Furthermore, the ability to detect "near-miss" events—where a voltage droop almost reaches a failure threshold—allows fleet operators to implement predictive maintenance. Rather than waiting for a GPU to crash or produce "silent data corruption" (SDC), operators can adjust workload distribution or throttle specific cores based on real-time PDN health data. This granular telemetry is essential for maintaining the "five nines" (99.999%) of reliability expected in enterprise-grade AI infrastructure.
Industry Reactions and Strategic Implications
Market analysts suggest that the shift toward integrated physical and functional monitoring is a mandatory evolution for the sub-5nm era. As the industry moves toward 3nm and 2nm nodes, the "noise" in the power delivery network becomes indistinguishable from the signal, making traditional external voltage sensing nearly useless.

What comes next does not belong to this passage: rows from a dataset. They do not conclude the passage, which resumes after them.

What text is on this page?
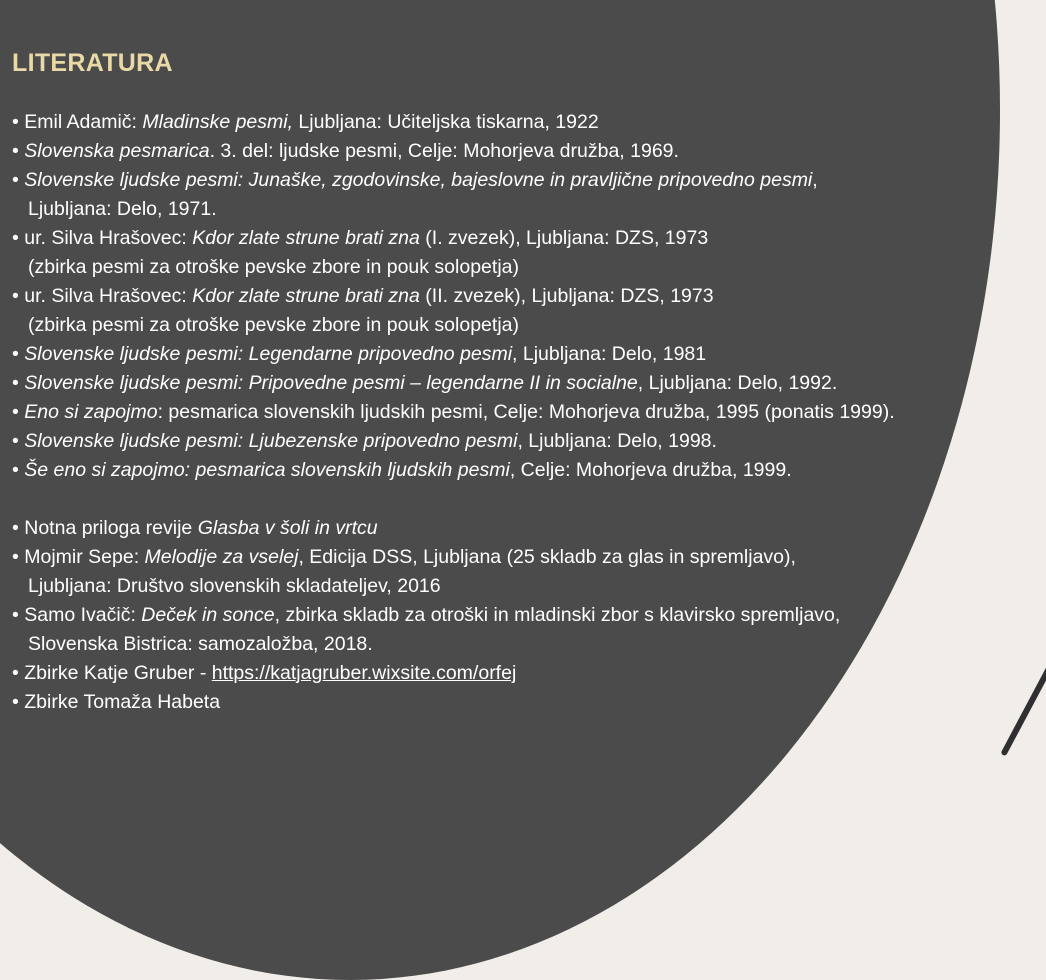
LITERATURA
• Emil Adamič: Mladinske pesmi, Ljubljana: Učiteljska tiskarna, 1922
• Slovenska pesmarica. 3. del: ljudske pesmi, Celje: Mohorjeva družba, 1969.
• Slovenske ljudske pesmi: Junaške, zgodovinske, bajeslovne in pravljične pripovedno pesmi,
Ljubljana: Delo, 1971.
• ur. Silva Hrašovec: Kdor zlate strune brati zna (I. zvezek), Ljubljana: DZS, 1973
(zbirka pesmi za otroške pevske zbore in pouk solopetja)
• ur. Silva Hrašovec: Kdor zlate strune brati zna (II. zvezek), Ljubljana: DZS, 1973
(zbirka pesmi za otroške pevske zbore in pouk solopetja)
• Slovenske ljudske pesmi: Legendarne pripovedno pesmi, Ljubljana: Delo, 1981
• Slovenske ljudske pesmi: Pripovedne pesmi – legendarne II in socialne, Ljubljana: Delo, 1992.
• Eno si zapojmo: pesmarica slovenskih ljudskih pesmi, Celje: Mohorjeva družba, 1995 (ponatis 1999).
• Slovenske ljudske pesmi: Ljubezenske pripovedno pesmi, Ljubljana: Delo, 1998.
• Še eno si zapojmo: pesmarica slovenskih ljudskih pesmi, Celje: Mohorjeva družba, 1999.
• Notna priloga revije Glasba v šoli in vrtcu
• Mojmir Sepe: Melodije za vselej, Edicija DSS, Ljubljana (25 skladb za glas in spremljavo),
Ljubljana: Društvo slovenskih skladateljev, 2016
• Samo Ivačič: Deček in sonce, zbirka skladb za otroški in mladinski zbor s klavirsko spremljavo,
Slovenska Bistrica: samozaložba, 2018.
• Zbirke Katje Gruber - https://katjagruber.wixsite.com/orfej
• Zbirke Tomaža Habeta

Major hyperscalers and chip designers are reportedly looking at these embedded analytics as a way to "bin" chips more effectively. By testing how individual pieces of silicon respond to specific AI instruction sequences, manufacturers can categorize chips not just by their clock speed, but by their electrical resilience. This allows for more aggressive performance tuning in high-quality silicon while maintaining safety in average units.
Broader Impact and Future Outlook
The convergence of physical and functional observability marks the end of the "set it and forget it" era of chip design. In the future, AI chips will likely feature closed-loop systems where the PDN monitors and the functional monitors work together to dynamically adjust clock speeds and voltages in real-time, responding to the specific needs of the software being executed.

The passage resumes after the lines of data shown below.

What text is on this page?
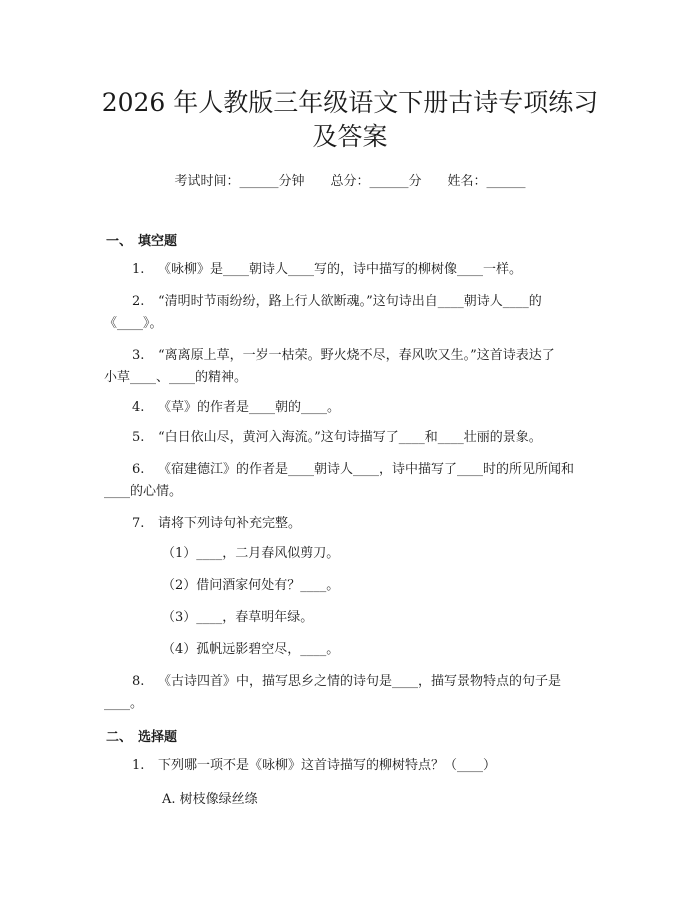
2026 年人教版三年级语文下册古诗专项练习
及答案
考试时间：______分钟 总分：______分 姓名：______
一、 填空题
1. 《咏柳》是____朝诗人____写的，诗中描写的柳树像____一样。
2. “清明时节雨纷纷，路上行人欲断魂。”这句诗出自____朝诗人____的
《____》。
3. “离离原上草，一岁一枯荣。野火烧不尽，春风吹又生。”这首诗表达了
小草____、____的精神。
4. 《草》的作者是____朝的____。
5. “白日依山尽，黄河入海流。”这句诗描写了____和____壮丽的景象。
6. 《宿建德江》的作者是____朝诗人____，诗中描写了____时的所见所闻和
____的心情。
7. 请将下列诗句补充完整。
（1）____，二月春风似剪刀。
（2）借问酒家何处有？____。
（3）____，春草明年绿。
（4）孤帆远影碧空尽，____。
8. 《古诗四首》中，描写思乡之情的诗句是____，描写景物特点的句子是
____。
二、 选择题
1. 下列哪一项不是《咏柳》这首诗描写的柳树特点？（____）
A. 树枝像绿丝绦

For the broader AI industry, this technology addresses one of the most significant barriers to scaling: the power wall. By allowing infrastructure to run closer to its physical limits without crossing into instability, companies can maximize their return on investment in silicon. The partnership between Siemens and Movellus highlights a growing trend where EDA (Electronic Design Automation) tools are no longer just used for the design phase but are becoming permanent, "on-chip" residents that safeguard the device throughout its entire lifecycle.
As AI workloads continue to grow in complexity and intensity, the ability to correlate what a chip is doing with how it is feeling—electrically speaking—will be the difference between a high-performing fleet and a costly, unstable investment. The transition from inferred stress to traceable telemetry is not just a technical upgrade; it is a fundamental requirement for the next generation of global computing infrastructure.